In contrast to the studies in young children described above, a RCT conducted among primarily college age healthy adults was conducted during three influenza seasons using three assignment groups, including a placebo group. Overall, the results suggested that inactivated vaccine may be more efficacious than live vaccine for this age group. For example, in the final season of the study, absolute efficacy against the influenza A virus was 72% for the inactivated vaccine and 29% (not significant) for the live attenuated vaccine. Therefore, the relative improvement in efficacy offered by the inactivated vaccine was 60% (Monto et al., 2009).
The above studies taken together indicate that live and inactivated influenza viruses perform differently relative to each other in children and young adults.
What information is necessary to make assessments of vaccine effectiveness?

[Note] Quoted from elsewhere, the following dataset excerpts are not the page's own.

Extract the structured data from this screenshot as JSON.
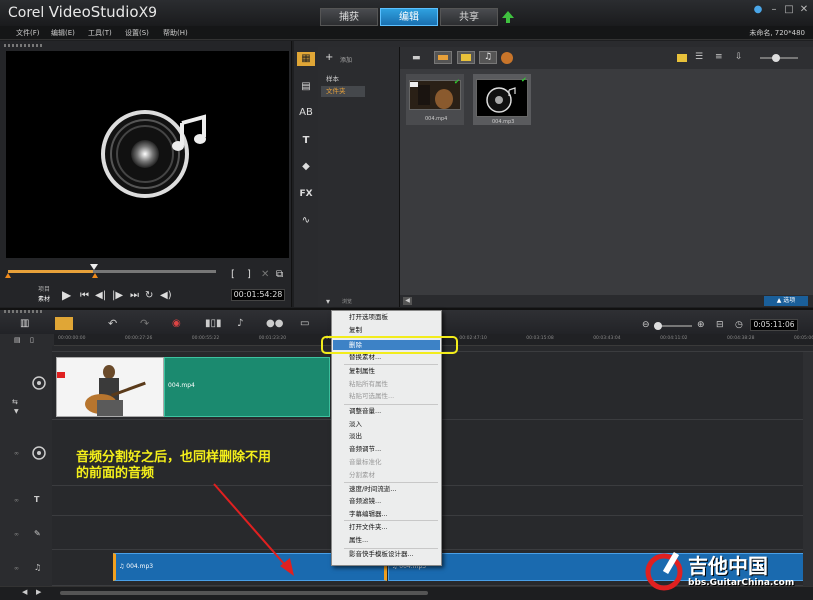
{
  "app": {
    "brand_prefix": "Corel",
    "brand_name": "VideoStudio",
    "brand_version": "X9"
  },
  "top_tabs": [
    {
      "label": "捕获"
    },
    {
      "label": "编辑"
    },
    {
      "label": "共享"
    }
  ],
  "menu": [
    {
      "label": "文件(F)"
    },
    {
      "label": "编辑(E)"
    },
    {
      "label": "工具(T)"
    },
    {
      "label": "设置(S)"
    },
    {
      "label": "帮助(H)"
    }
  ],
  "project_name": "未命名, 720*480",
  "player": {
    "project_label": "项目",
    "clip_label": "素材",
    "timecode": "00:01:54:28",
    "scrub_progress": 0.41
  },
  "library": {
    "add_label": "添加",
    "folders": [
      {
        "label": "样本"
      },
      {
        "label": "文件夹"
      }
    ],
    "browse_label": "浏览",
    "options_label": "选项",
    "items": [
      {
        "label": "004.mp4"
      },
      {
        "label": "004.mp3"
      }
    ]
  },
  "timeline": {
    "timecode": "0:05:11:06",
    "ruler": [
      {
        "label": "00:00:00:00"
      },
      {
        "label": "00:00:27:26"
      },
      {
        "label": "00:00:55:22"
      },
      {
        "label": "00:01:23:20"
      },
      {
        "label": "00:01:51:16"
      },
      {
        "label": "00:02:19:14"
      },
      {
        "label": "00:02:47:10"
      },
      {
        "label": "00:03:15:08"
      },
      {
        "label": "00:03:43:04"
      },
      {
        "label": "00:04:11:02"
      },
      {
        "label": "00:04:38:28"
      },
      {
        "label": "00:05:06:26"
      }
    ],
    "video_clip_label": "004.mp4",
    "audio_clip1_label": "004.mp3",
    "audio_clip2_label": "004.mp3"
  },
  "context_menu": {
    "items": [
      {
        "label": "打开选项面板",
        "enabled": true
      },
      {
        "label": "复制",
        "enabled": true
      },
      {
        "label": "删除",
        "enabled": true
      },
      {
        "label": "替换素材...",
        "enabled": true
      },
      {
        "label": "复制属性",
        "enabled": true
      },
      {
        "label": "粘贴所有属性",
        "enabled": false
      },
      {
        "label": "粘贴可选属性...",
        "enabled": false
      },
      {
        "label": "调整音量...",
        "enabled": true
      },
      {
        "label": "淡入",
        "enabled": true
      },
      {
        "label": "淡出",
        "enabled": true
      },
      {
        "label": "音频调节...",
        "enabled": true
      },
      {
        "label": "音量标准化",
        "enabled": false
      },
      {
        "label": "分割素材",
        "enabled": false
      },
      {
        "label": "速度/时间流逝...",
        "enabled": true
      },
      {
        "label": "音频滤镜...",
        "enabled": true
      },
      {
        "label": "字幕编辑器...",
        "enabled": true
      },
      {
        "label": "打开文件夹...",
        "enabled": true
      },
      {
        "label": "属性...",
        "enabled": true
      },
      {
        "label": "影音快手模板设计器...",
        "enabled": true
      }
    ]
  },
  "annotation": {
    "line1": "音频分割好之后，也同样删除不用",
    "line2": "的前面的音频"
  },
  "watermark": {
    "name": "吉他中国",
    "url": "bbs.GuitarChina.com"
  },
  "colors": {
    "accent": "#1f8fd8",
    "highlight_ring": "#f2ec1b",
    "annotation": "#f4ef1a",
    "arrow": "#e02020",
    "audio_clip": "#1a6aaf",
    "video_clip": "#1b8a6f"
  }
}
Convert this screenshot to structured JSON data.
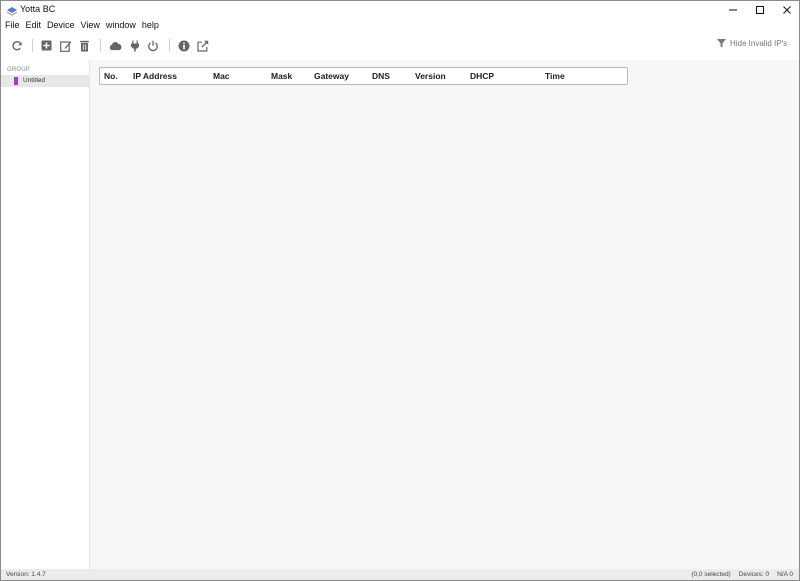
{
  "window": {
    "title": "Yotta BC"
  },
  "menu": [
    "File",
    "Edit",
    "Device",
    "View",
    "window",
    "help"
  ],
  "toolbar": {
    "filter_label": "Hide Invalid IP's"
  },
  "sidebar": {
    "header": "GROUP",
    "items": [
      {
        "label": "Untitled",
        "color": "#9b3fc4"
      }
    ]
  },
  "table": {
    "columns": [
      "No.",
      "IP Address",
      "Mac",
      "Mask",
      "Gateway",
      "DNS",
      "Version",
      "DHCP",
      "Time"
    ],
    "rows": []
  },
  "status": {
    "version": "Version: 1.4.7",
    "selected": "(0,0 selected)",
    "devices": "Devices: 0",
    "na": "N/A 0"
  },
  "icons": {
    "toolbar": [
      "refresh-icon",
      "add-icon",
      "edit-icon",
      "delete-icon",
      "cloud-icon",
      "plug-icon",
      "power-icon",
      "info-icon",
      "external-link-icon"
    ],
    "filter": "filter-icon"
  }
}
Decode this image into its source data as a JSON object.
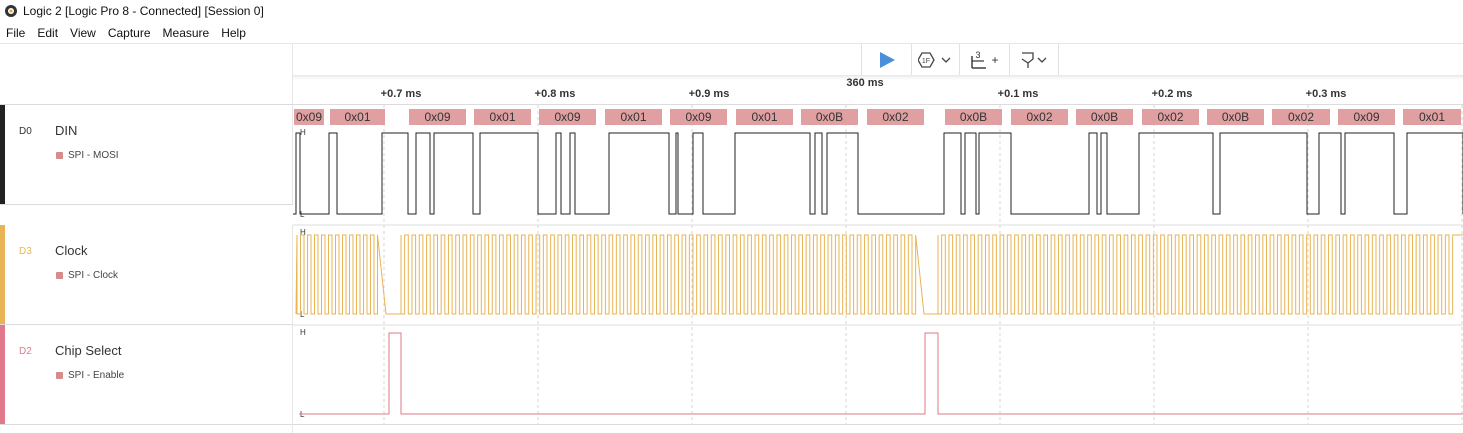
{
  "window": {
    "title": "Logic 2 [Logic Pro 8 - Connected] [Session 0]",
    "icon": "logic-app-icon"
  },
  "menu": [
    "File",
    "Edit",
    "View",
    "Capture",
    "Measure",
    "Help"
  ],
  "toolbar": {
    "play_icon": "play-icon",
    "trigger_icon": "trigger-settings-icon",
    "trigger_label": "1F",
    "measure_icon": "timing-marker-icon",
    "measure_count": "3",
    "measure_plus": "+",
    "flag_icon": "flag-icon",
    "accent": "#4a8fd9"
  },
  "ruler": {
    "ticks": [
      "+0.7 ms",
      "+0.8 ms",
      "+0.9 ms",
      "360 ms",
      "+0.1 ms",
      "+0.2 ms",
      "+0.3 ms"
    ]
  },
  "channels": [
    {
      "id": "D0",
      "name": "DIN",
      "color": "#222222",
      "id_color": "#333333",
      "analyzer": "SPI - MOSI",
      "analyzer_color": "#d98a8d",
      "high_label": "H",
      "low_label": "L"
    },
    {
      "id": "D3",
      "name": "Clock",
      "color": "#e8b455",
      "id_color": "#e8b455",
      "analyzer": "SPI - Clock",
      "analyzer_color": "#d98a8d",
      "high_label": "H",
      "low_label": "L"
    },
    {
      "id": "D2",
      "name": "Chip Select",
      "color": "#e07a8a",
      "id_color": "#e07a8a",
      "analyzer": "SPI - Enable",
      "analyzer_color": "#d98a8d",
      "high_label": "H",
      "low_label": "L"
    }
  ],
  "decoded_frames": [
    "0x09",
    "0x01",
    "0x09",
    "0x01",
    "0x09",
    "0x01",
    "0x09",
    "0x01",
    "0x0B",
    "0x02",
    "0x0B",
    "0x02",
    "0x0B",
    "0x02",
    "0x0B",
    "0x02",
    "0x09",
    "0x01"
  ],
  "frame_color": "#e0a0a2"
}
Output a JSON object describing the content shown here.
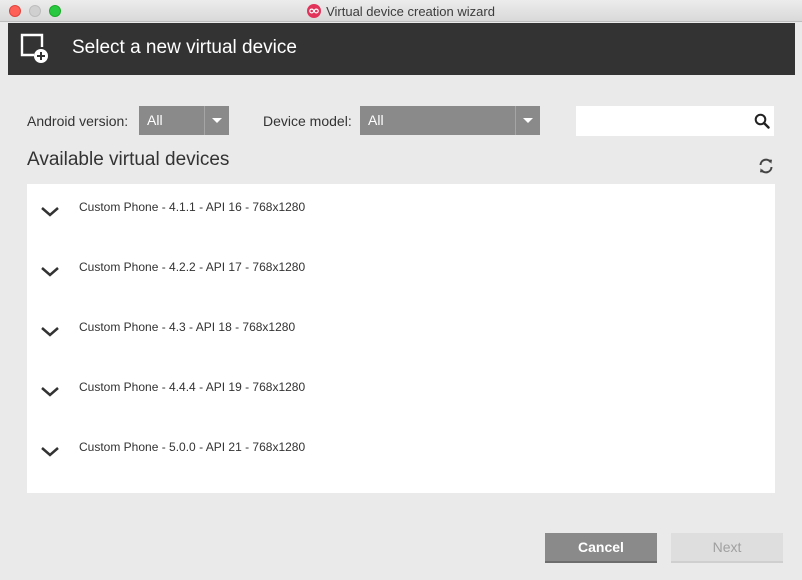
{
  "window": {
    "title": "Virtual device creation wizard"
  },
  "header": {
    "title": "Select a new virtual device"
  },
  "filters": {
    "android_version_label": "Android version:",
    "android_version_value": "All",
    "device_model_label": "Device model:",
    "device_model_value": "All",
    "search_placeholder": ""
  },
  "list": {
    "title": "Available virtual devices",
    "items": [
      {
        "label": "Custom Phone - 4.1.1 - API 16 - 768x1280"
      },
      {
        "label": "Custom Phone - 4.2.2 - API 17 - 768x1280"
      },
      {
        "label": "Custom Phone - 4.3 - API 18 - 768x1280"
      },
      {
        "label": "Custom Phone - 4.4.4 - API 19 - 768x1280"
      },
      {
        "label": "Custom Phone - 5.0.0 - API 21 - 768x1280"
      }
    ]
  },
  "buttons": {
    "cancel": "Cancel",
    "next": "Next"
  },
  "icons": {
    "header": "add-device-icon",
    "search": "search-icon",
    "refresh": "refresh-icon",
    "expand": "chevron-down-icon",
    "app": "genymotion-logo-icon"
  },
  "colors": {
    "header_bg": "#333333",
    "select_bg": "#8a8a8a",
    "accent_logo": "#e2335a"
  }
}
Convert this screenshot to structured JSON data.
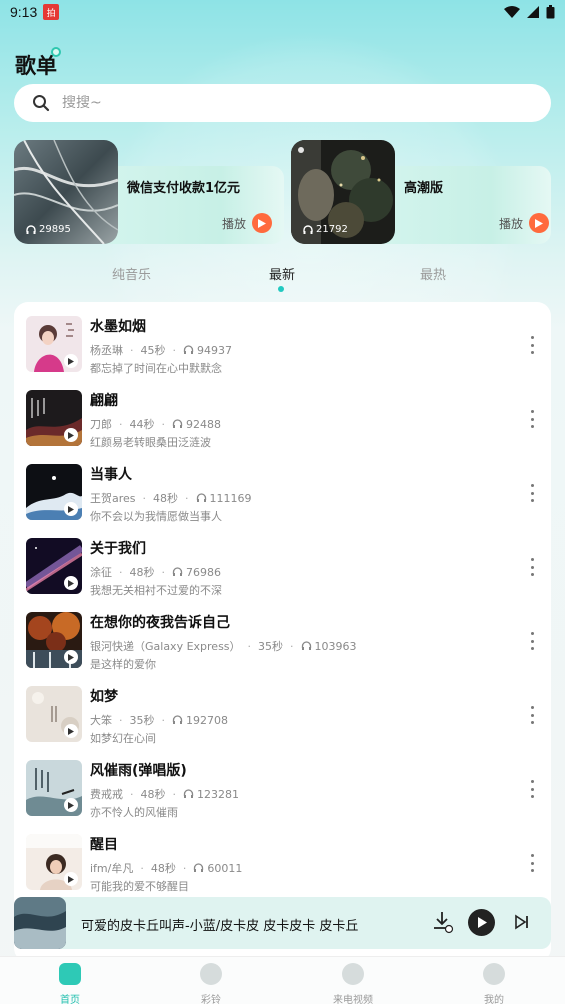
{
  "status_bar": {
    "time": "9:13",
    "app_badge": "拍"
  },
  "header": {
    "title": "歌单"
  },
  "search": {
    "placeholder": "搜搜~"
  },
  "featured": [
    {
      "title": "微信支付收款1亿元",
      "play_count": "29895",
      "play_label": "播放"
    },
    {
      "title": "高潮版",
      "play_count": "21792",
      "play_label": "播放"
    }
  ],
  "tabs": [
    {
      "label": "纯音乐",
      "active": false
    },
    {
      "label": "最新",
      "active": true
    },
    {
      "label": "最热",
      "active": false
    }
  ],
  "songs": [
    {
      "title": "水墨如烟",
      "artist": "杨丞琳",
      "duration": "45秒",
      "plays": "94937",
      "desc": "都忘掉了时间在心中默默念"
    },
    {
      "title": "翩翩",
      "artist": "刀郎",
      "duration": "44秒",
      "plays": "92488",
      "desc": "红颜易老转眼桑田泛涟波"
    },
    {
      "title": "当事人",
      "artist": "王贺ares",
      "duration": "48秒",
      "plays": "111169",
      "desc": "你不会以为我情愿做当事人"
    },
    {
      "title": "关于我们",
      "artist": "涂征",
      "duration": "48秒",
      "plays": "76986",
      "desc": "我想无关相衬不过爱的不深"
    },
    {
      "title": "在想你的夜我告诉自己",
      "artist": "银河快递（Galaxy Express）",
      "duration": "35秒",
      "plays": "103963",
      "desc": "是这样的爱你"
    },
    {
      "title": "如梦",
      "artist": "大笨",
      "duration": "35秒",
      "plays": "192708",
      "desc": "如梦幻在心间"
    },
    {
      "title": "风催雨(弹唱版)",
      "artist": "费戒戒",
      "duration": "48秒",
      "plays": "123281",
      "desc": "亦不怜人的风催雨"
    },
    {
      "title": "醒目",
      "artist": "ifm/牟凡",
      "duration": "48秒",
      "plays": "60011",
      "desc": "可能我的爱不够醒目"
    }
  ],
  "player": {
    "title": "可爱的皮卡丘叫声-小蓝/皮卡皮 皮卡皮卡 皮卡丘"
  },
  "bottom_nav": [
    {
      "label": "首页",
      "icon": "home-icon",
      "active": true
    },
    {
      "label": "彩铃",
      "icon": "bell-icon",
      "active": false
    },
    {
      "label": "来电视频",
      "icon": "phone-icon",
      "active": false
    },
    {
      "label": "我的",
      "icon": "profile-icon",
      "active": false
    }
  ],
  "colors": {
    "accent": "#22c9c0",
    "play_orange": "#ff6a3d"
  }
}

Ideally, influenza vaccine effectiveness should be assessed on an annual basis, using a consistent methodology and similar populations. Use of a laboratory-confirmed outcome to assess vaccine effectiveness is important to provide the most specific results of the benefits of vaccination and to limit the impact of the co-circulation of non-influenza respiratory pathogens on estimates of vaccine effectiveness. Because the current recommendation for the United States is that all persons aged 6 months and older receive a vaccine each season, it is ideal if estimates of effectiveness can be made for children, adults and older adults. Because a proportion of older adults have chronic medical conditions and most in this age group seek vaccination, it is difficult to conduct and interpret influenza vaccine effectiveness in this population. CDC currently conducts annual vaccine effectiveness studies among people of all age groups recommended for annual vaccination (i.e., all aged 6 months and older). In addition, CDC conducts special studies targeted at answering more specific questions, such as estimating the effectiveness of inactivated vaccine in preventing laboratory-confirmed influenza hospitalizations among older U.S. residents.